The code for the ongoing projects an be found on my GitHub and Bitbucket repos.

Some tools coded in C++:

  • ELAN2split (splitting ELAN annotation files into time-sequences as annotated in a specific tier). This tool generates a corpus of file-pairs, i.e. audio-file chunks from a time-aligned speech corpus with the corresponding transcription to be used by HTK-based speech tools for the generation of Forced Aligners or training of other types of speech recognizer models. The C++11 code is available at the Bitbucket Git Repo.

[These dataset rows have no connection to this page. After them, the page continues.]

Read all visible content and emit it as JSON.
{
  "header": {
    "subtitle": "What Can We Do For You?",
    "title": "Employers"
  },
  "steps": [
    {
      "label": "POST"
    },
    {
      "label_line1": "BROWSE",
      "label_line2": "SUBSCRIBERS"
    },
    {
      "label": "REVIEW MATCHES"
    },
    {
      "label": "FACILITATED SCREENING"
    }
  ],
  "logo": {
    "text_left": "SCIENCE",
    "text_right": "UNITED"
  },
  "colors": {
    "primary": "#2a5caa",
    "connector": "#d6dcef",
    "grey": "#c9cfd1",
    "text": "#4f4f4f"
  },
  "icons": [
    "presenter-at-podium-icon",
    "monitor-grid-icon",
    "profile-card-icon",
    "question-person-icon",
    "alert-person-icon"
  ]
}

  • TreeBankParserSA is a tool written in C++11 to extract Context-free Grammar rules from treebanks in the Penn-Treebank format. It can generate Probabilistic Context-free Grammar (PCFG) formats for the Free Linguistic Environment (FLE) with absolute counts and relative frequencies. The frequencies can refer to the left-hand-side symbol or the particular extracted rule. One output format will be also compact using Finite State representations or the FLE-based Weighted Finite State Transducer (WFST) representation.
  • Free Linguistic Environment (FLE), a parser environment implemented in C++11/C++14, mainly focusing on compatibility with XLE and XFST for parsing based on the LFG-formalism (using the existing XFST morphologies and XLE grammars). It also can parse with CFGs, PCFGs, etc. The implementation provides an environment to work with Probabilistic LFG in the backbone (using PCFGs or higher level probabilistic grammars), or it allows for modeling of probabilistic relations between inputs and parse-tree and f-representation. The morphological analyzer uses Foma and OpenFST. I run a list for the development group, a closed Bitbucket Git-repo (by invitation) and a free and open repo with the finally released code.